— От чего же умер этот ваш приятель? Вы не сказали.
— А, он… Разве я сказал, что он умер? — Глаза ее расширились. — Впрочем, вы угадали. Он умер злой смертью, которую не подобает описывать, и многие достойные люди в нашем городе полагали, что ему воздалось по грехам.
Она перекрестилась, странно растянув рот: не то усмешка, не то гримаса плача.
…Выбежав вслед за мной на крыльцо, Амалия схватила меня за рукав и доверительным шепотом спросила:
— Господин ученый, а вы правду сказали хозяйке, что взяли Марихен девушкой?
Видать, крепко припекло любопытство.
— Не след бы отвечать, но отвечу: конечно, да. А вот тебя, милая девица, никто замуж не возьмет, если будешь задавать подобные вопросы, — посчитают, что дурочка. Прощай.
Медленно я вышел со двора. Добыл ли я доказательства, которых искал? Стоит ли мне рассчитывать, что кровь матери защитит мою любимую от посягательств преисподней? Не в большей мере, чем я полагался на это три дня назад. Так или иначе, я не собирался ехать по городам и весям, отыскивая родных Лизбет с тем, чтобы, вполне вероятно, услышать от них ту же ложь (или ту же правду), и не собирался также откладывать задуманное ни на день. Ибо если кто из смертных и защищен от упомянутых посягательств, так это тот, кто сам с Божьей помощью противостоит им.
Глава 8
Ночь началась дурно. Уснуть я не могла: чуть появлялись сонные видения, я принимала их за голос гомункула, пыталась разобрать и понять, и хоть сознавала свою ошибку, избавиться от наваждения не умела. В какой-то миг, снова разлепив веки, я увидела Янку, сидящую на моей постели, в меховой мантии поверх рубахи.
— Тебе плохо?
— Не спится.
— Что-то завелось.
Эти странные слова она произнесла уверенно и деловито.
— Что?
— Что-то завелось в доме. Те, кто… не люди. Духи.

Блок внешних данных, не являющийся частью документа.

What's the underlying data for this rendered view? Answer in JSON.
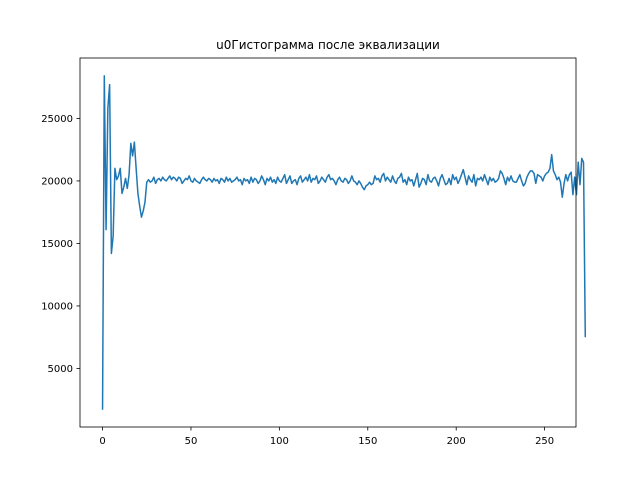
{
  "chart_data": {
    "type": "line",
    "title": "u0Гистограмма после эквализации",
    "xlabel": "",
    "ylabel": "",
    "xlim": [
      -12.75,
      267.75
    ],
    "ylim": [
      320,
      29830
    ],
    "x_ticks": [
      0,
      50,
      100,
      150,
      200,
      250
    ],
    "x_tick_labels": [
      "0",
      "50",
      "100",
      "150",
      "200",
      "250"
    ],
    "y_ticks": [
      5000,
      10000,
      15000,
      20000,
      25000
    ],
    "y_tick_labels": [
      "5000",
      "10000",
      "15000",
      "20000",
      "25000"
    ],
    "grid": false,
    "series_color": "#1f77b4",
    "series": [
      {
        "values": [
          1700,
          28400,
          16100,
          25800,
          27700,
          14200,
          15600,
          21000,
          20100,
          20400,
          21000,
          19000,
          19500,
          20200,
          19400,
          20500,
          23000,
          22000,
          23100,
          21000,
          19000,
          18000,
          17100,
          17600,
          18300,
          19900,
          20100,
          19900,
          20000,
          20300,
          19800,
          20100,
          20200,
          20000,
          20300,
          20100,
          20000,
          20200,
          20400,
          20100,
          20300,
          20200,
          20000,
          20300,
          20200,
          19800,
          20000,
          20200,
          20100,
          20400,
          20000,
          19900,
          20200,
          20000,
          19900,
          19800,
          20100,
          20300,
          20100,
          20000,
          20200,
          20100,
          19900,
          20200,
          20000,
          20100,
          19800,
          20200,
          20100,
          19900,
          20300,
          20000,
          20200,
          19900,
          20000,
          20100,
          20300,
          20000,
          20100,
          19700,
          20200,
          20000,
          20100,
          19800,
          20300,
          19900,
          20200,
          20100,
          19800,
          20000,
          20400,
          20100,
          19700,
          20200,
          20000,
          20300,
          19900,
          20100,
          19800,
          20300,
          20000,
          19900,
          20200,
          20500,
          19800,
          20100,
          20400,
          19800,
          20000,
          20100,
          19700,
          20200,
          20400,
          19900,
          20100,
          20300,
          20000,
          20500,
          19900,
          20200,
          20100,
          20400,
          19800,
          20000,
          20300,
          20100,
          19900,
          20300,
          20500,
          20100,
          20200,
          20000,
          19700,
          20100,
          20300,
          20000,
          19900,
          20200,
          20100,
          19800,
          20000,
          20400,
          20000,
          19900,
          19700,
          20000,
          19800,
          19500,
          19300,
          19600,
          19700,
          19900,
          19700,
          19800,
          20400,
          20100,
          20200,
          19900,
          20400,
          20600,
          20000,
          20300,
          20100,
          19900,
          20400,
          20000,
          19800,
          20200,
          20300,
          20600,
          19900,
          20100,
          19700,
          20300,
          20000,
          20100,
          19600,
          20100,
          20600,
          19500,
          19800,
          20200,
          20100,
          19700,
          20500,
          20000,
          19900,
          20200,
          20300,
          20000,
          19600,
          20200,
          20500,
          20100,
          19700,
          19800,
          20200,
          19700,
          20500,
          20100,
          20300,
          19800,
          20100,
          20500,
          20900,
          20300,
          19700,
          20400,
          20100,
          19900,
          20500,
          19600,
          20200,
          20100,
          20300,
          20000,
          20500,
          20100,
          19700,
          20300,
          20000,
          20200,
          19900,
          20000,
          20200,
          20800,
          20600,
          20200,
          19700,
          20300,
          20000,
          20400,
          20000,
          19900,
          19900,
          20200,
          20500,
          20000,
          19600,
          19800,
          20300,
          20600,
          20800,
          20800,
          20600,
          19800,
          20500,
          20400,
          20300,
          20000,
          20400,
          20600,
          20700,
          21000,
          22100,
          20800,
          20500,
          20100,
          20300,
          19900,
          18700,
          19800,
          20500,
          20000,
          20500,
          20700,
          18900,
          20300,
          18900,
          21500,
          19700,
          21800,
          21500,
          7500
        ]
      }
    ]
  }
}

— Духи? — Мне некогда было забавляться ее немецкой речью. — Почему ты так решила?
Девочка нахмурила брови, подбирая слова.
— Я знаю. Ты не спишь — он тебе не дает.
— Он?
— Я не знаю, как по-немецки. Вот такой (она ладонями показала рост существа), или такой (чуть побольше). Он живет в чулане, в печке. Бывает добрый, бывает злой. Может, подарков хочет. Я ищу, где он.
— Вот оно что…
Дикое польское суеверие пришлось как нельзя кстати. Домовой ли, неистовый бес, что скрипит половицей, или гомункул — велика разница? Да полно, суеверие ли это, в устах моей до странности прозорливой сестренки?
— И ты знаешь, как его найти?
— Можно найти. Дай иголку и нитку.
— Иголку?.. — Встав, я взяла из футляра иглу с ниткой. — Держи.
Подвесив иголку на двойную нить, Янка обмотала ее вокруг вытянутого указательного пальца, свободный конец зажала в ладони и подняла руку. Игла качнулась, замедлила размах, совсем остановилась и закрутилась. Маленькая ведьмочка наблюдала за ней, будто химик за каплями дистиллята, потом осторожно шагнула в сторону. Все повторилось, потом еще раз и еще. Мы вышли из комнаты. Янка покачала головой, как бы с недоумением, и направилась в нежилую половину дома, то убыстряя, то замедляя шаг и неся перед собой свечу в одной руке и качающуюся иглу — в другой. Я следовала за ней и не слишком удивилась, когда мы пришли к комнате с ларцом.
— Здесь.
— Ладно, Яни, прости меня, — я толкнула дверь и пригласила ее войти, — мне следовало сказать тебе. Тут и вправду кое-кто живет, но я сама не вполне понимаю, кто он.
Янка не сразу вошла и приблизилась к ларцу очень осторожно, цепляясь за мой рукав. Тут я снова услыхала его.
— Моя подруга.
Янка охнула и прижала ладони к вискам.
— Только одна. Не пугай ее.
— Она из Польши.
Выругавшись, гомункул откинулся назад, будто купальщик в банном чане, и пошел ко дну, разведя лапки в стороны. Янкина рука поднесла свечу поближе. Я взглянула на нее: девочка уже оправилась от испуга!
Я ответила ему честно, как могла. Сперва я боялась, что он опять впадет в каталепсию, услышав имя своего создателя, но он спокойно воспринял как известие о гибели Фауста, так и сообщение о том, что я была проклята волей отца, а муж пытается избавить от проклятия меня.
— Теперь я спрошу, а ты отвечай мне. Кто ты?